In your example, although no hash output is directly provided in the source code, the expression keccak256(hex"01") is evaluated to its hash value at compile time (thanks to the smart compiler!), and the hash output is included in the compiled bytecode. Note that keccak256(abi.encodePacked(hex"01")) is not evaluated at compile time in the current compiler version. This leads to a comparison between a black-boxed hash output and a real hash output during symbolic execution. At the end, the assertion becomes merely an equality between a symbol and a constant, and the solver produces a counterexample, suggesting that the symbol may differ from the constant.

We were aware of this limitation but believed it would not frequently occur in real-world examples.

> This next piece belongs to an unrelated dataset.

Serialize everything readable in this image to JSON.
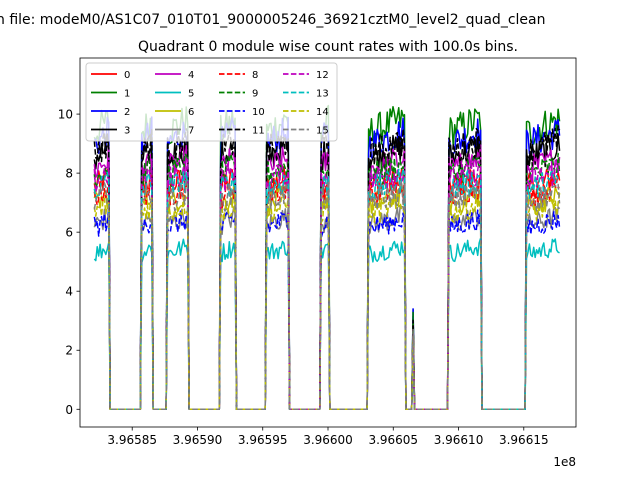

We might be wrong. Could you please provide more context about where you encountered this issue?

plotchy · Answer 3 · Fri Aug 18 2023 08:12:16 GMT+0800 (China Standard Time)

Ah, got it!

This did not come up in a real world example. I noticed the SHA3 hashes list printed out when debugging a trace and wanted to make a basic test to study how that list is used by halmos. This was an example that I thought would write to the list on the first keccak, and then iterate on the list upon the second keccak to retrieve the already known hash. I see how this went wrong with the compile time eval now.